Enforcing Your Construction Contract
Whether you have an oral or written contract (preferably written), the party that hired you may be ultimately liable for payment. Specific contract terms aside, what are the steps to get paid on your construction contract? First, ensure that the debtor has all of the bills or payment applications you claim are due, including the most recent that may include your retainage, claims, delays and the like. If you have not yet compiled it, do it now and send it right away. You can’t expect someone to pay you if they don’t yet have your bills and payment applications.
Next, you need to contact the debtor. Do it verbally and in writing, nicely and firmly but do it, and do the best you can to get the customer to start paying you. Unfortunately, once is usually not enough – several calls and emails are usually required.

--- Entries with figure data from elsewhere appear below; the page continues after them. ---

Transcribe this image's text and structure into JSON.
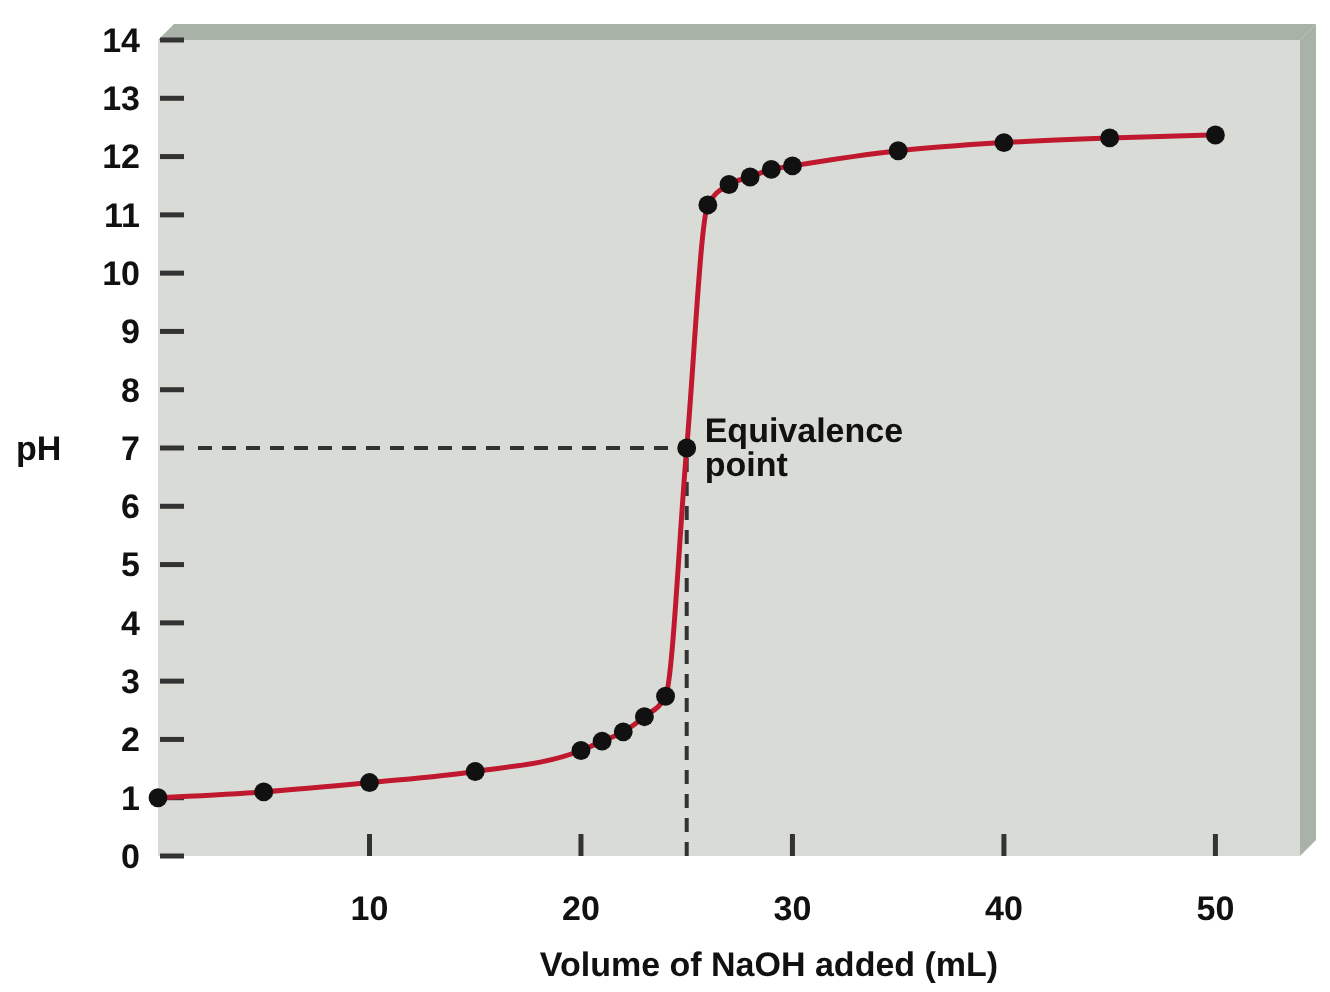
{
  "chart_data": {
    "type": "line",
    "xlabel": "Volume of NaOH added (mL)",
    "ylabel": "pH",
    "x": [
      0,
      5,
      10,
      15,
      20,
      21,
      22,
      23,
      24,
      25,
      26,
      27,
      28,
      29,
      30,
      35,
      40,
      45,
      50
    ],
    "series": [
      {
        "color": "#c0182f",
        "values": [
          1.0,
          1.1,
          1.26,
          1.45,
          1.81,
          1.97,
          2.13,
          2.39,
          2.74,
          7,
          11.17,
          11.52,
          11.65,
          11.78,
          11.84,
          12.1,
          12.24,
          12.32,
          12.37
        ]
      }
    ],
    "xlim": [
      0,
      54
    ],
    "ylim": [
      0,
      14
    ],
    "xticks": [
      10,
      20,
      30,
      40,
      50
    ],
    "yticks": [
      0,
      1,
      2,
      3,
      4,
      5,
      6,
      7,
      8,
      9,
      10,
      11,
      12,
      13,
      14
    ],
    "marker": "circle",
    "grid": false,
    "ref_lines": [
      {
        "axis": "y",
        "value": 7
      },
      {
        "axis": "x",
        "value": 25
      }
    ],
    "annotations": [
      {
        "text": "Equivalence point",
        "x": 25,
        "y": 7
      }
    ]
  }
}
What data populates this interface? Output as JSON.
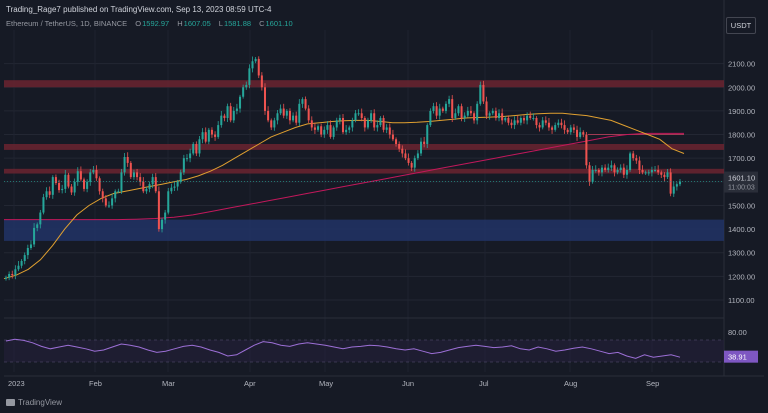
{
  "header": {
    "published": "Trading_Rage7 published on TradingView.com, Sep 13, 2023 08:59 UTC-4",
    "symbol": "Ethereum / TetherUS, 1D, BINANCE",
    "ohlc": [
      {
        "k": "O",
        "v": "1592.97"
      },
      {
        "k": "H",
        "v": "1607.05"
      },
      {
        "k": "L",
        "v": "1581.88"
      },
      {
        "k": "C",
        "v": "1601.10"
      }
    ],
    "currency": "USDT"
  },
  "chart_data": {
    "type": "candlestick",
    "price_axis": {
      "ylim": [
        1100,
        2200
      ],
      "ticks": [
        "2100.00",
        "2000.00",
        "1900.00",
        "1800.00",
        "1700.00",
        "1600.00",
        "1500.00",
        "1400.00",
        "1300.00",
        "1200.00",
        "1100.00"
      ]
    },
    "x_labels": [
      "2023",
      "Feb",
      "Mar",
      "Apr",
      "May",
      "Jun",
      "Jul",
      "Aug",
      "Sep"
    ],
    "last_price_label": "1601.10",
    "countdown_label": "11:00:03",
    "zones": [
      {
        "kind": "resistance",
        "from": 2000,
        "to": 2030,
        "color": "#6b2530"
      },
      {
        "kind": "resistance",
        "from": 1735,
        "to": 1760,
        "color": "#6b2530"
      },
      {
        "kind": "resistance",
        "from": 1635,
        "to": 1655,
        "color": "#6b2530"
      },
      {
        "kind": "support",
        "from": 1350,
        "to": 1440,
        "color": "#213466"
      }
    ],
    "level_line": {
      "value": 1800,
      "from_month": "Aug"
    },
    "candles_close_series": [
      [
        1195,
        1210,
        1205,
        1230,
        1245,
        1265,
        1290,
        1320,
        1335,
        1405,
        1420,
        1470,
        1535,
        1560,
        1545,
        1620,
        1595,
        1565,
        1570,
        1630,
        1580,
        1555,
        1600,
        1645,
        1610,
        1570,
        1600,
        1640,
        1650,
        1615,
        1560,
        1530,
        1500,
        1500,
        1530,
        1560,
        1560,
        1640,
        1705,
        1680,
        1620,
        1640,
        1620,
        1600,
        1560,
        1570,
        1590,
        1620,
        1560,
        1400,
        1440,
        1470,
        1560,
        1575,
        1580,
        1600,
        1640,
        1700,
        1700,
        1720,
        1760,
        1720,
        1780,
        1810,
        1770,
        1820,
        1800,
        1790,
        1840,
        1880,
        1870,
        1920,
        1860,
        1900,
        1910,
        1960,
        2000,
        2010,
        2080,
        2110,
        2120,
        2050,
        2000,
        1900,
        1860,
        1830,
        1860,
        1890,
        1910,
        1880,
        1900,
        1860,
        1880,
        1850,
        1930,
        1950,
        1910,
        1860,
        1830,
        1820,
        1835,
        1800,
        1820,
        1840,
        1790,
        1830,
        1860,
        1870,
        1810,
        1820,
        1830,
        1860,
        1890,
        1890,
        1870,
        1830,
        1860,
        1890,
        1830,
        1840,
        1870,
        1820,
        1830,
        1800,
        1780,
        1760,
        1740,
        1720,
        1700,
        1680,
        1660,
        1700,
        1720,
        1770,
        1760,
        1840,
        1900,
        1920,
        1880,
        1910,
        1900,
        1930,
        1950,
        1870,
        1890,
        1920,
        1870,
        1880,
        1900,
        1890,
        1860,
        1930,
        2010,
        1940,
        1880,
        1890,
        1900,
        1870,
        1890,
        1860,
        1870,
        1850,
        1840,
        1860,
        1850,
        1870,
        1860,
        1880,
        1870,
        1870,
        1840,
        1830,
        1860,
        1850,
        1830,
        1820,
        1840,
        1850,
        1840,
        1820,
        1810,
        1830,
        1820,
        1790,
        1810,
        1800,
        1670,
        1600,
        1650,
        1650,
        1640,
        1660,
        1650,
        1660,
        1670,
        1640,
        1650,
        1660,
        1630,
        1650,
        1720,
        1700,
        1690,
        1650,
        1640,
        1640,
        1640,
        1650,
        1650,
        1640,
        1630,
        1620,
        1640,
        1550,
        1580,
        1590,
        1601
      ]
    ],
    "ma50_series": [
      [
        1190,
        1205,
        1230,
        1270,
        1330,
        1400,
        1460,
        1500,
        1530,
        1550,
        1560,
        1570,
        1580,
        1590,
        1600,
        1610,
        1625,
        1645,
        1670,
        1700,
        1730,
        1760,
        1790,
        1810,
        1830,
        1845,
        1850,
        1855,
        1858,
        1860,
        1860,
        1855,
        1850,
        1850,
        1852,
        1855,
        1860,
        1865,
        1870,
        1872,
        1874,
        1876,
        1880,
        1885,
        1888,
        1890,
        1890,
        1885,
        1880,
        1870,
        1860,
        1840,
        1820,
        1800,
        1780,
        1740,
        1720
      ]
    ],
    "ma200_series": [
      [
        1440,
        1440,
        1440,
        1440,
        1440,
        1440,
        1440,
        1442,
        1445,
        1450,
        1460,
        1475,
        1490,
        1505,
        1520,
        1535,
        1550,
        1565,
        1580,
        1595,
        1610,
        1625,
        1640,
        1655,
        1670,
        1685,
        1700,
        1715,
        1730,
        1745,
        1760,
        1775,
        1790,
        1800,
        1805,
        1805,
        1805
      ]
    ],
    "rsi": {
      "ticks": [
        "80.00"
      ],
      "value_label": "38.91",
      "series": [
        [
          65,
          68,
          66,
          62,
          56,
          52,
          55,
          58,
          55,
          52,
          48,
          50,
          55,
          60,
          58,
          55,
          50,
          46,
          48,
          52,
          56,
          58,
          55,
          50,
          46,
          40,
          42,
          50,
          58,
          64,
          62,
          58,
          56,
          60,
          62,
          60,
          58,
          55,
          52,
          55,
          56,
          58,
          57,
          55,
          52,
          50,
          52,
          48,
          44,
          46,
          50,
          54,
          56,
          58,
          56,
          54,
          55,
          57,
          52,
          50,
          55,
          52,
          48,
          50,
          53,
          55,
          52,
          48,
          44,
          46,
          40,
          36,
          42,
          38,
          40,
          42,
          38
        ]
      ]
    }
  },
  "footer": {
    "brand": "TradingView"
  }
}
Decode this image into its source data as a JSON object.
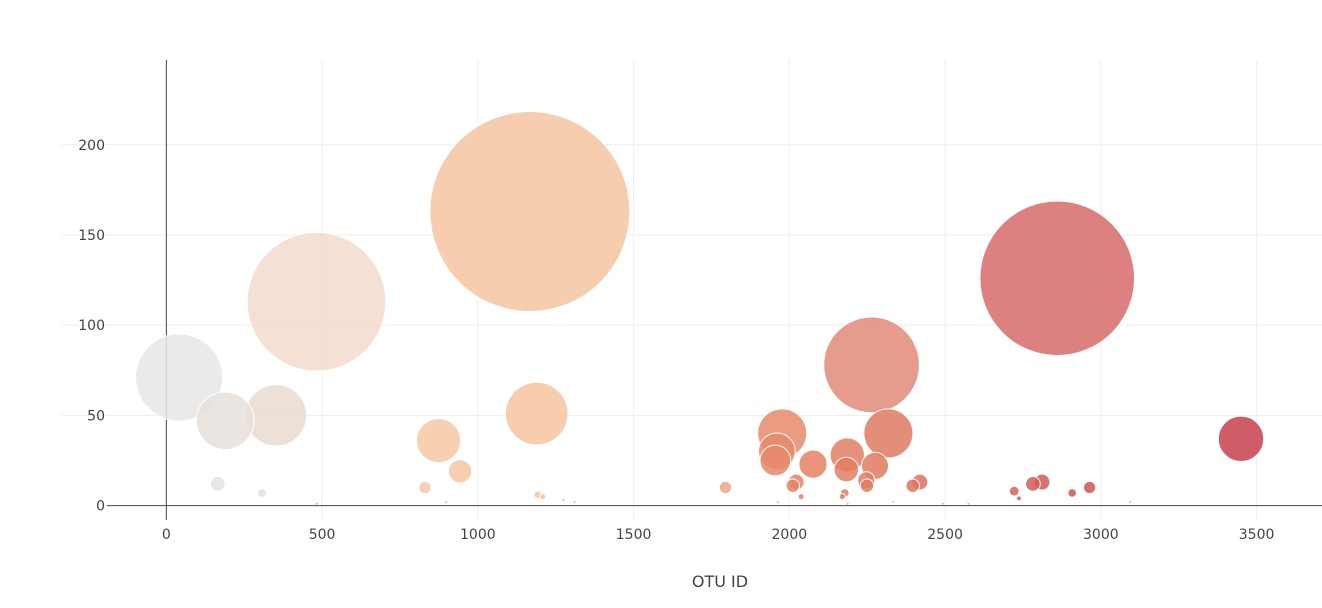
{
  "chart_data": {
    "type": "scatter",
    "title": "",
    "xlabel": "OTU ID",
    "ylabel": "",
    "xlim": [
      -335,
      3710
    ],
    "ylim": [
      -8,
      247
    ],
    "xticks": [
      0,
      500,
      1000,
      1500,
      2000,
      2500,
      3000,
      3500
    ],
    "yticks": [
      0,
      50,
      100,
      150,
      200
    ],
    "grid": true,
    "colorscale": "Reds, colored by OTU ID",
    "points": [
      {
        "x": 41,
        "y": 71,
        "size": 71,
        "color": "#e6e6e6"
      },
      {
        "x": 189,
        "y": 47,
        "size": 47,
        "color": "#e6e0dc"
      },
      {
        "x": 165,
        "y": 12,
        "size": 12,
        "color": "#e6e2df"
      },
      {
        "x": 307,
        "y": 7,
        "size": 7,
        "color": "#e8ddd6"
      },
      {
        "x": 352,
        "y": 50,
        "size": 50,
        "color": "#e9dad0"
      },
      {
        "x": 482,
        "y": 113,
        "size": 113,
        "color": "#f3dbcc"
      },
      {
        "x": 830,
        "y": 10,
        "size": 10,
        "color": "#f5c9a8"
      },
      {
        "x": 874,
        "y": 36,
        "size": 36,
        "color": "#f6c8a5"
      },
      {
        "x": 943,
        "y": 19,
        "size": 19,
        "color": "#f6c6a1"
      },
      {
        "x": 1167,
        "y": 163,
        "size": 163,
        "color": "#f6c4a1"
      },
      {
        "x": 1189,
        "y": 51,
        "size": 51,
        "color": "#f6c4a0"
      },
      {
        "x": 1192,
        "y": 6,
        "size": 6,
        "color": "#f6c4a0"
      },
      {
        "x": 1208,
        "y": 5,
        "size": 5,
        "color": "#f6c3a0"
      },
      {
        "x": 1795,
        "y": 10,
        "size": 10,
        "color": "#eea584"
      },
      {
        "x": 1977,
        "y": 40,
        "size": 40,
        "color": "#e8896c"
      },
      {
        "x": 1960,
        "y": 30,
        "size": 30,
        "color": "#e98a6b"
      },
      {
        "x": 1955,
        "y": 25,
        "size": 25,
        "color": "#e8876a"
      },
      {
        "x": 2022,
        "y": 13,
        "size": 13,
        "color": "#e68467"
      },
      {
        "x": 2011,
        "y": 11,
        "size": 11,
        "color": "#e68467"
      },
      {
        "x": 2038,
        "y": 5,
        "size": 5,
        "color": "#e68366"
      },
      {
        "x": 2076,
        "y": 23,
        "size": 23,
        "color": "#e58265"
      },
      {
        "x": 2186,
        "y": 28,
        "size": 28,
        "color": "#e27e62"
      },
      {
        "x": 2183,
        "y": 20,
        "size": 20,
        "color": "#e27e62"
      },
      {
        "x": 2178,
        "y": 7,
        "size": 7,
        "color": "#e27e62"
      },
      {
        "x": 2170,
        "y": 5,
        "size": 5,
        "color": "#e27e62"
      },
      {
        "x": 2264,
        "y": 78,
        "size": 78,
        "color": "#e08b78"
      },
      {
        "x": 2247,
        "y": 14,
        "size": 14,
        "color": "#e07d63"
      },
      {
        "x": 2249,
        "y": 11,
        "size": 11,
        "color": "#e07d63"
      },
      {
        "x": 2275,
        "y": 22,
        "size": 22,
        "color": "#df7a60"
      },
      {
        "x": 2318,
        "y": 40,
        "size": 40,
        "color": "#de7a61"
      },
      {
        "x": 2396,
        "y": 11,
        "size": 11,
        "color": "#dc7460"
      },
      {
        "x": 2419,
        "y": 13,
        "size": 13,
        "color": "#db725f"
      },
      {
        "x": 2722,
        "y": 8,
        "size": 8,
        "color": "#d5605c"
      },
      {
        "x": 2737,
        "y": 4,
        "size": 4,
        "color": "#d45f5b"
      },
      {
        "x": 2782,
        "y": 12,
        "size": 12,
        "color": "#d35c5a"
      },
      {
        "x": 2811,
        "y": 13,
        "size": 13,
        "color": "#d25a59"
      },
      {
        "x": 2860,
        "y": 126,
        "size": 126,
        "color": "#d66b6a"
      },
      {
        "x": 2908,
        "y": 7,
        "size": 7,
        "color": "#cf5657"
      },
      {
        "x": 2964,
        "y": 10,
        "size": 10,
        "color": "#ce5356"
      },
      {
        "x": 3450,
        "y": 37,
        "size": 37,
        "color": "#c8404e"
      }
    ],
    "small_points": [
      {
        "x": 483,
        "y": 1
      },
      {
        "x": 898,
        "y": 2
      },
      {
        "x": 1275,
        "y": 3
      },
      {
        "x": 1310,
        "y": 2
      },
      {
        "x": 1963,
        "y": 2
      },
      {
        "x": 2187,
        "y": 1
      },
      {
        "x": 2334,
        "y": 2
      },
      {
        "x": 2493,
        "y": 1
      },
      {
        "x": 2575,
        "y": 1
      },
      {
        "x": 3095,
        "y": 2
      }
    ]
  }
}
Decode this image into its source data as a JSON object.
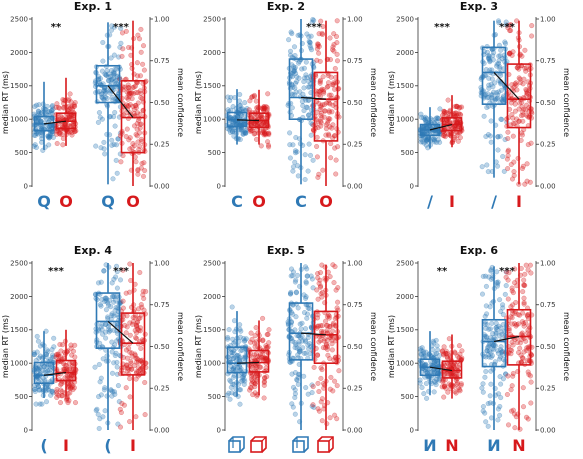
{
  "colors": {
    "blue": "#2f79b5",
    "red": "#d7191c"
  },
  "chart_data": [
    {
      "type": "box",
      "title": "Exp. 1",
      "ylabel_left": "median RT (ms)",
      "ylabel_right": "mean confidence",
      "rt_ylim": [
        0,
        2500
      ],
      "rt_ticks": [
        "0",
        "500",
        "1000",
        "1500",
        "2000",
        "2500"
      ],
      "conf_ylim": [
        0,
        1
      ],
      "conf_ticks": [
        "0.00",
        "0.25",
        "0.50",
        "0.75",
        "1.00"
      ],
      "stimuli": {
        "left": "Q",
        "right": "O",
        "kind": "letter"
      },
      "significance": {
        "rt": "**",
        "confidence": "***"
      },
      "rt": {
        "blue": {
          "q1": 830,
          "median": 930,
          "q3": 1040,
          "wlo": 540,
          "whi": 1560
        },
        "red": {
          "q1": 860,
          "median": 970,
          "q3": 1090,
          "wlo": 600,
          "whi": 1620
        }
      },
      "confidence": {
        "blue": {
          "q1": 0.5,
          "median": 0.6,
          "q3": 0.72,
          "wlo": 0.01,
          "whi": 0.98
        },
        "red": {
          "q1": 0.2,
          "median": 0.41,
          "q3": 0.63,
          "wlo": 0.0,
          "whi": 0.99
        }
      }
    },
    {
      "type": "box",
      "title": "Exp. 2",
      "ylabel_left": "median RT (ms)",
      "ylabel_right": "mean confidence",
      "rt_ylim": [
        0,
        2500
      ],
      "rt_ticks": [
        "0",
        "500",
        "1000",
        "1500",
        "2000",
        "2500"
      ],
      "conf_ylim": [
        0,
        1
      ],
      "conf_ticks": [
        "0.00",
        "0.25",
        "0.50",
        "0.75",
        "1.00"
      ],
      "stimuli": {
        "left": "C",
        "right": "O",
        "kind": "letter"
      },
      "significance": {
        "rt": "",
        "confidence": "***"
      },
      "rt": {
        "blue": {
          "q1": 890,
          "median": 990,
          "q3": 1100,
          "wlo": 620,
          "whi": 1450
        },
        "red": {
          "q1": 880,
          "median": 980,
          "q3": 1090,
          "wlo": 620,
          "whi": 1440
        }
      },
      "confidence": {
        "blue": {
          "q1": 0.4,
          "median": 0.53,
          "q3": 0.76,
          "wlo": 0.01,
          "whi": 1.0
        },
        "red": {
          "q1": 0.27,
          "median": 0.52,
          "q3": 0.68,
          "wlo": 0.0,
          "whi": 0.99
        }
      }
    },
    {
      "type": "box",
      "title": "Exp. 3",
      "ylabel_left": "median RT (ms)",
      "ylabel_right": "mean confidence",
      "rt_ylim": [
        0,
        2500
      ],
      "rt_ticks": [
        "0",
        "500",
        "1000",
        "1500",
        "2000",
        "2500"
      ],
      "conf_ylim": [
        0,
        1
      ],
      "conf_ticks": [
        "0.00",
        "0.25",
        "0.50",
        "0.75",
        "1.00"
      ],
      "stimuli": {
        "left": "/",
        "right": "I",
        "kind": "letter"
      },
      "significance": {
        "rt": "***",
        "confidence": "***"
      },
      "rt": {
        "blue": {
          "q1": 760,
          "median": 840,
          "q3": 920,
          "wlo": 560,
          "whi": 1180
        },
        "red": {
          "q1": 830,
          "median": 920,
          "q3": 1020,
          "wlo": 580,
          "whi": 1360
        }
      },
      "confidence": {
        "blue": {
          "q1": 0.49,
          "median": 0.68,
          "q3": 0.83,
          "wlo": 0.05,
          "whi": 0.99
        },
        "red": {
          "q1": 0.35,
          "median": 0.52,
          "q3": 0.73,
          "wlo": 0.01,
          "whi": 0.99
        }
      }
    },
    {
      "type": "box",
      "title": "Exp. 4",
      "ylabel_left": "median RT (ms)",
      "ylabel_right": "mean confidence",
      "rt_ylim": [
        0,
        2500
      ],
      "rt_ticks": [
        "0",
        "500",
        "1000",
        "1500",
        "2000",
        "2500"
      ],
      "conf_ylim": [
        0,
        1
      ],
      "conf_ticks": [
        "0.00",
        "0.25",
        "0.50",
        "0.75",
        "1.00"
      ],
      "stimuli": {
        "left": "(",
        "right": "I",
        "kind": "letter"
      },
      "significance": {
        "rt": "***",
        "confidence": "***"
      },
      "rt": {
        "blue": {
          "q1": 700,
          "median": 820,
          "q3": 1010,
          "wlo": 480,
          "whi": 1480
        },
        "red": {
          "q1": 740,
          "median": 860,
          "q3": 1040,
          "wlo": 500,
          "whi": 1500
        }
      },
      "confidence": {
        "blue": {
          "q1": 0.49,
          "median": 0.65,
          "q3": 0.82,
          "wlo": 0.0,
          "whi": 1.0
        },
        "red": {
          "q1": 0.33,
          "median": 0.52,
          "q3": 0.7,
          "wlo": 0.0,
          "whi": 1.0
        }
      }
    },
    {
      "type": "box",
      "title": "Exp. 5",
      "ylabel_left": "median RT (ms)",
      "ylabel_right": "mean confidence",
      "rt_ylim": [
        0,
        2500
      ],
      "rt_ticks": [
        "0",
        "500",
        "1000",
        "1500",
        "2000",
        "2500"
      ],
      "conf_ylim": [
        0,
        1
      ],
      "conf_ticks": [
        "0.00",
        "0.25",
        "0.50",
        "0.75",
        "1.00"
      ],
      "stimuli": {
        "left": "open-cube",
        "right": "closed-cube",
        "kind": "cube"
      },
      "significance": {
        "rt": "",
        "confidence": ""
      },
      "rt": {
        "blue": {
          "q1": 860,
          "median": 1000,
          "q3": 1240,
          "wlo": 500,
          "whi": 1780
        },
        "red": {
          "q1": 870,
          "median": 1010,
          "q3": 1190,
          "wlo": 520,
          "whi": 1640
        }
      },
      "confidence": {
        "blue": {
          "q1": 0.42,
          "median": 0.58,
          "q3": 0.76,
          "wlo": 0.0,
          "whi": 1.0
        },
        "red": {
          "q1": 0.4,
          "median": 0.57,
          "q3": 0.71,
          "wlo": 0.0,
          "whi": 0.99
        }
      }
    },
    {
      "type": "box",
      "title": "Exp. 6",
      "ylabel_left": "median RT (ms)",
      "ylabel_right": "mean confidence",
      "rt_ylim": [
        0,
        2500
      ],
      "rt_ticks": [
        "0",
        "500",
        "1000",
        "1500",
        "2000",
        "2500"
      ],
      "conf_ylim": [
        0,
        1
      ],
      "conf_ticks": [
        "0.00",
        "0.25",
        "0.50",
        "0.75",
        "1.00"
      ],
      "stimuli": {
        "left": "И",
        "right": "N",
        "kind": "letter"
      },
      "significance": {
        "rt": "**",
        "confidence": "***"
      },
      "rt": {
        "blue": {
          "q1": 820,
          "median": 940,
          "q3": 1060,
          "wlo": 520,
          "whi": 1480
        },
        "red": {
          "q1": 780,
          "median": 890,
          "q3": 1030,
          "wlo": 470,
          "whi": 1430
        }
      },
      "confidence": {
        "blue": {
          "q1": 0.38,
          "median": 0.53,
          "q3": 0.66,
          "wlo": 0.0,
          "whi": 0.98
        },
        "red": {
          "q1": 0.39,
          "median": 0.56,
          "q3": 0.72,
          "wlo": 0.0,
          "whi": 1.0
        }
      }
    }
  ]
}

Once you get a hold of them, if possible, resolve any disputes as to the goods or services immediately and in writing. It is almost always better to give a small credit in exchange for a payment, and move on. If you do, expressly condition the credit on prompt payment by a date certain.
Additionally, avoid emotional decision making. Leave your feelings at the door when you deal with credit and collection issues; it makes resolving a business dispute much easier (and cheaper in the long run).
Finally, once you determine that there’s nothing more you can do yourself, don’t wait to enforce your legal rights. Contact a Florida Bar board certified construction lawyer right away. If you have lien or bond rights, make sure to get competent legal advice well before those rights expire. Every day that goes by makes it that much harder to collect the debt.